Normally, at this time of the year, Condor Cam viewing is a little slow. The chick has been moved to our socialization pen in preparation for eventual release to the wild and the parents, Sisquoc and Shatash, won’t start their breeding season until late October/early November. But this year is different! Sisquoc and Shatash’s neighbors are still raising their chick, and we were able to shift the Condor Cam pen camera to peek in on them.
The male is this pair is Towich (pronounced TOH-witch) and the female is Sulu (SOO-loo). Towich is wearing yellow wing tags, numbered 135; Sulu is not wearing any tags. Towich hatched at the Los Angeles Zoo, one of our valuable partners in the California Condor Recovery Program, in 1996. He was released to the wild in southern California in 1997 but was recaptured and returned to captivity when he started showing interest in humans. More than likely, he was fed by people when he was young, causing him to lose his wariness of them. He is no longer suitable as a release bird. Towich’s story serves as an essential reminder that when viewing condors in the wild (or any wildlife, for that matter), it is of the utmost importance that we do not feed them or approach them too closely. Getting that extreme close-up picture or having the thrill of feeding a wild animal is not worth having the condor spend the rest of its life in a cage.
Sulu hatched at the San Diego Zoo Safari Park in 1990, and she has lived here with us her whole life. Towich is her second mate. She was separated from her first mate in 2000, when it was determined that she and Towich were a better genetic pairing.
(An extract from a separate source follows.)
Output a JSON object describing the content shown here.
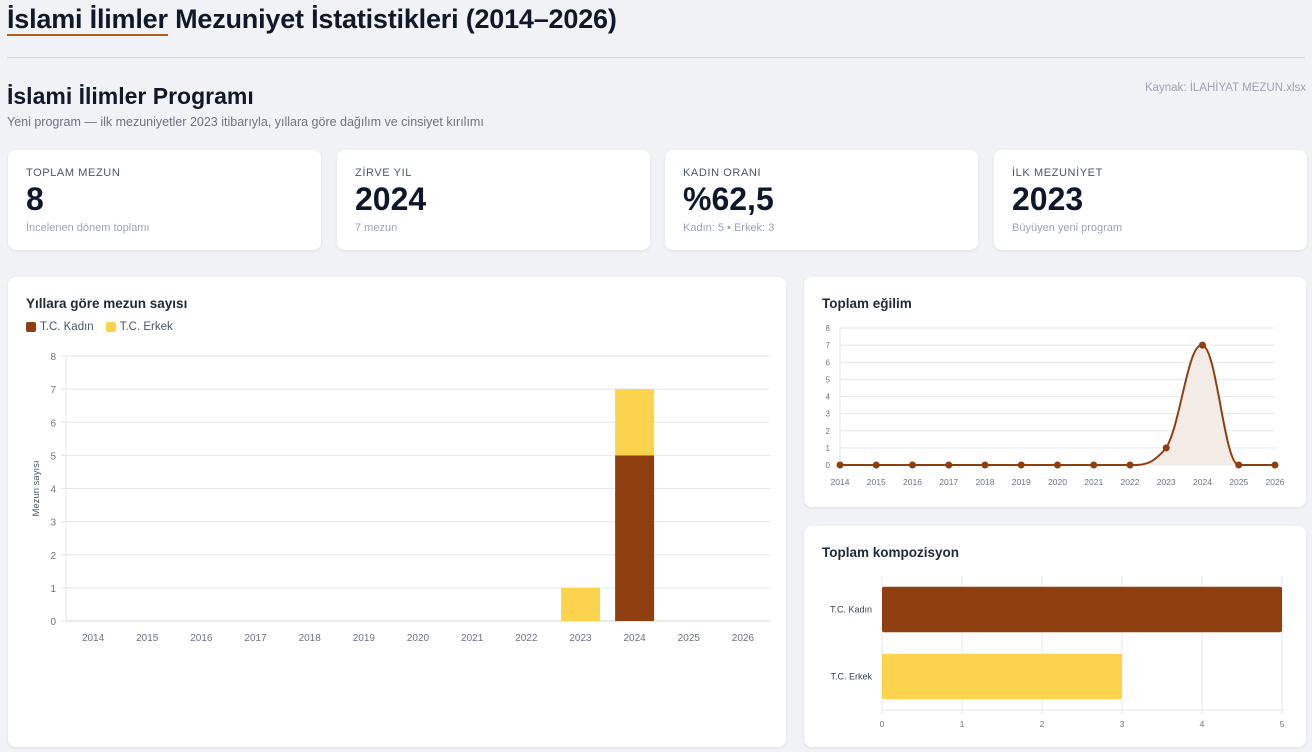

The pairing process in a breeding program can sound a bit clinical, especially in a species such as the California condor, whose population dropped to only 22 birds in 1982, but we have to be very careful who gets paired with whom in order to maintain as much genetic diversity as possible. Despite the lack of romance in being paired together, Towich and Sulu have developed into an awesome couple. They seldom squabble over food; they often perch near each other in the flight pen; they have excellent nest exchanges when incubating eggs or brooding chicks; and they seem to like to sit or lay down together, along with their chick, in the nest box or the roost.
The chick they are raising this year is Pshan (Puh-SHAWN), and he is 144 days old (as of September 17, 2013). Towich and Sulu are not Pshan’s biological parents, though. Towich and Sulu’s egg was needed at the Los Angeles Zoo this year, so we delivered it to that zoo before hatching. It hatched under a different pair of condors and will eventually be released somewhere in California. Now that Towich and Sulu were without an egg, we had the opportunity to give them a different egg, one that we were planning on raising using a condor puppet. One of our condor pairs is not very good at sharing nesting duties and often squabbles over chicks when they hatch. Therefore, to ensure the safety of the chick, we don’t let that pair parent-rear anymore. Pshan is the chick that hatched from the egg fostered to Towich and Sulu. Fostering is a common technique used in avian breeding. The parents usually accept the new egg and hatch it and raise the chick as if it was their own.
Like Sisquoc and Shatash, Towich and Sulu have done an exemplary job in raising their chick. Pshan hatched April 27, 2013, and is about a month younger than Cuyamaca. He is starting to come out onto the nest ledge more often. By the end of the month, he should be ready to fledge, or leave the nest. At that point, he will receive his wing tag and be moved to the socialization pen to be introduced to Cuyamaca and the other chicks from this year.
Many Condor Cam viewers have requested photos of Cuyamaca in her new pen. We, hopefully, will be posting some soon. She is handling the socialization process like a champ.
Also, we received word from the field biologists at Bitter Creek National Wildlife Refuge recently. Saticoy, the Condor Cam chick from last season (and Cuyamaca’s older brother), has not been released to the wild yet. He is doing very well in the pre-release pen and should be flying free by the end of September! When this happens, we’ll let you know and, we hope, will have some pictures to show you, too.
Have fun with Towich, Sulu, and Pshan!